PJSC Bank Saint Petersburg
- Native name: ПAO «Банк «Санкт-Петербург»
- Type: Public (ПAO)
- Traded as: MCX: BSPB
- Industry: Financial services
- Founded: 1990 (Saint Petersburg)
- Headquarters: Saint Petersburg, Russia
- Key people: Alexander V. Savelyev (CEO)
- Services: Banking
- Revenue: US$ 356.7 million (2013)
- Operating income: 23,281,469,000 Russian ruble (2019)
- Net income: US$ 91.8 million (2013)
- Total assets: US$ 11.0 billion (2013)
- Rating: B1 (Moody's), BB− (Fitch) (2017)
- Website: www.bspb.ru

= Bank Saint Petersburg =

Bank Saint Petersburg is a Russian bank created in 1990 in Saint Petersburg. According to the bank website, Saint Petersburg Bank is mostly implemented in Northwest Russia. The bank is listed on Moscow Exchange.
Located in Saint Petersburg and the Leningrad region, Alexander Savelyev is the chairman of the bank's management board.

== History ==
It was established on 3 October 1990 as a joint-stock company Lenbank, a year later it received its current name. In June 1998, St. Petersburg was the first among city banks to receive permission from the Central Bank of Russia to issue cash from card accounts.

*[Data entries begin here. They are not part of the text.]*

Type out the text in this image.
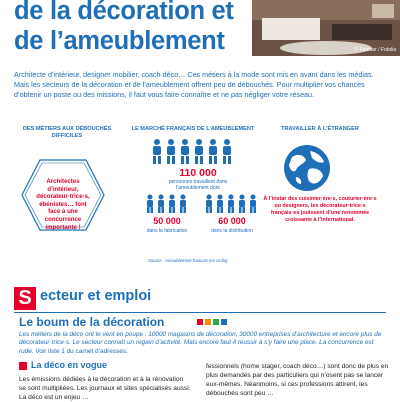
de la décoration et
de l’ameublement	© Fotoaer / Fotolia
Architecte d’intérieur, designer mobilier, coach déco… Ces métiers à la mode sont mis en avant dans les médias. Mais les secteurs de la décoration et de l’ameublement offrent peu de débouchés. Pour multiplier vos chances d’obtenir un poste ou des missions, il faut vous faire connaître et ne pas négliger votre réseau.
DES MÉTIERS AUX DÉBOUCHÉS DIFFICILES
Architectes d’intérieur, décorateur·trice·s, ébénistes… font face à une concurrence importante !
LE MARCHÉ FRANÇAIS DE L’AMEUBLEMENT
110 000
personnes travaillent dans l’ameublement dont
50 000
dans la fabrication
60 000
dans la distribution
Source : Ameublement français (ex Unifa)
TRAVAILLER À L’ÉTRANGER
À l’instar des cuisinier·ère·s, couturier·ère·s ou designers, les décorateur·trice·s français·es jouissent d’une renommée croissante à l’international.
S ecteur et emploi
Le boum de la décoration
Les métiers de la déco ont le vent en poupe : 10000 magasins de décoration, 30000 entreprises d’architecture et encore plus de décorateur·trice·s. Le secteur connaît un regain d’activité. Mais encore faut-il réussir à s’y faire une place. La concurrence est rude. Voir liste 1 du carnet d’adresses.
La déco en vogue
Les émissions dédiées à la décoration et à la rénovation se sont multipliées. Les journaux et sites spécialisés aussi. La déco est un enjeu …
fessionnels (home stager, coach déco…) sont donc de plus en plus demandés par des particuliers qui n’osent pas se lancer eux-mêmes. Néanmoins, si ces professions attirent, les débouchés sont peu …
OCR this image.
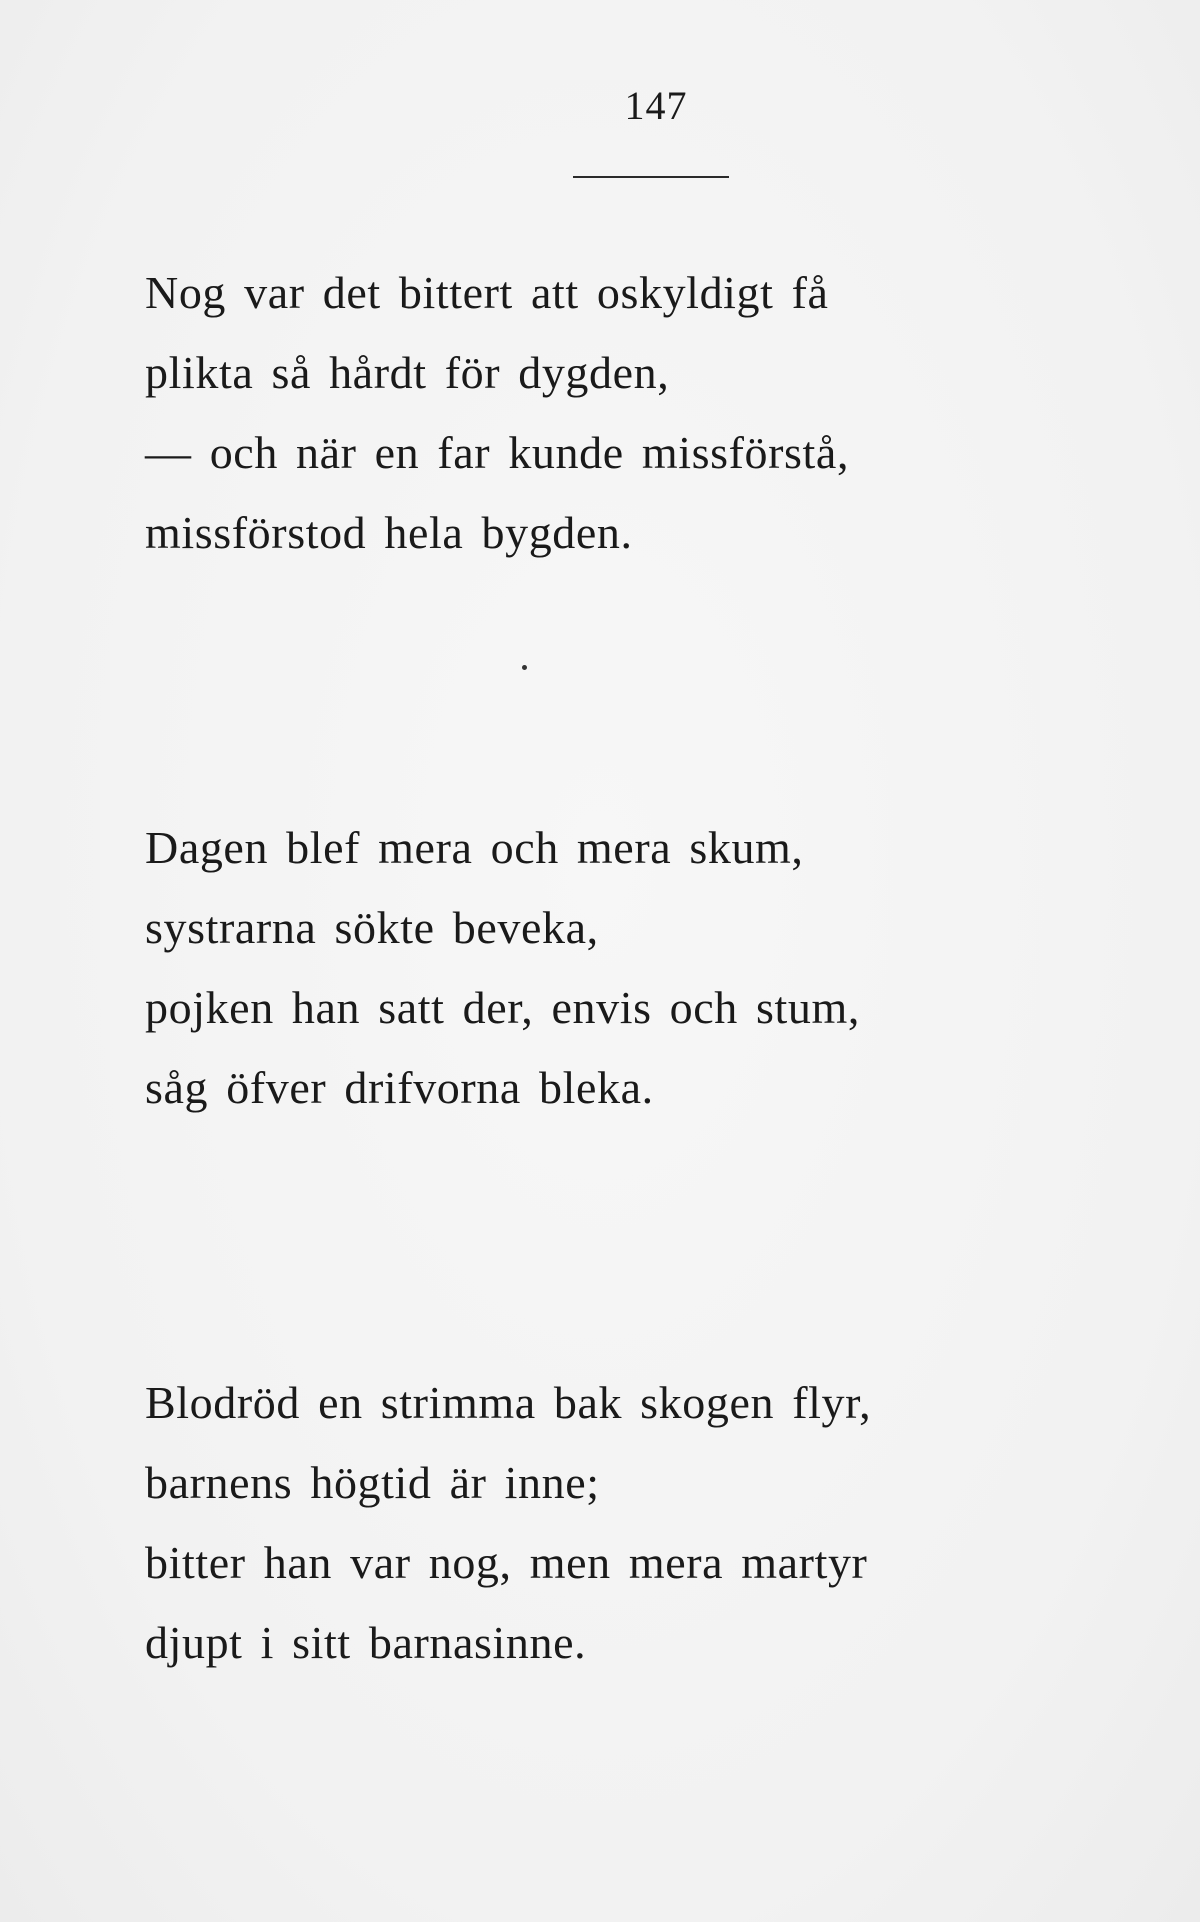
147
Nog var det bittert att oskyldigt få
plikta så hårdt för dygden,
— och när en far kunde missförstå,
missförstod hela bygden.
Dagen blef mera och mera skum,
systrarna sökte beveka,
pojken han satt der, envis och stum,
såg öfver drifvorna bleka.
Blodröd en strimma bak skogen flyr,
barnens högtid är inne;
bitter han var nog, men mera martyr
djupt i sitt barnasinne.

In the fall of 2007, St. Petersburg was the first private bank in Russia that did IPO, received permission from the Federal Financial Markets Service to issue receipts, but further, refused listing on the foreign stock exchange (receipts were converted into ordinary shares that are now in circulation in the several number of Russian stock exchanges).

As of January 1, 2018, the bank served 1.93 million individuals and 50 thousand companies.

== Sanctions ==
Bank Saint Petersburg was sanctioned by the United States and the United Kingdom on 24 February 2023 in relation to the 2022 Russian invasion of Ukraine. The UK increased sanctions in December 2023 to prohibit correspondent banking relationships.

In March 2023, applications of Russian banks that were included in the updated sanctions list in February 2023 were removed from Google Play. Among them is the Bank St. Petersburg application. In addition, applications from the banks Uralsib, Zenit and MTS Bank were also removed from Google Play.

== Leadership ==
On 10/01/2016:
- Chairman of the Supervisory Board: Elena Ivannikova
- Chairman of the Board: Alexander Saveliev

== Financial indicators ==
According to the preliminary activities results in 2017 according to RAS, the bank had the following financial indicators:

== Foreign trade activity ==
VED 360 (Russian: ВЭД 360, from Vneshneekonomicheskaya deyatelnost 360, lit. Foreign Economic Activity 360) is a foreign-trade support project of Bank Saint Petersburg. It combines consulting, educational and workspace functions for companies engaged in foreign economic activity.
The project provides services related to foreign economic activity, including banking services, consultation on international contracts, logistics, customs procedures and the verification of foreign counterparties. According to the project description published by Bankovskoye Obozreniye, its services are intended for exporters and importers.

The project was launched in Saint Petersburg in 2021. Its first centre was established in the head office of Bank Saint Petersburg. Bankovskoye Obozreniye reported that the project was created to combine the bank's expertise in international sphere with non-financial services for exporters and importers.

In 2023, a VED 360 centre was opened in Kaliningrad; a Moscow centre followed in 2024. In 2025, Bank Saint Petersburg introduced an online VED 360 service within its remote banking system for corporate customers.

== Awards ==
In 2023, Bank Saint Petersburg received a FINAWARD recognition for the work of the VED 360 centre during the period of high demand in 2022.

In 2025, the foreign economic activity division of Bank Saint Petersburg was named a laureate of the Best for Russia. Regional Development programme in connection with the expansion of support for exporters and importers.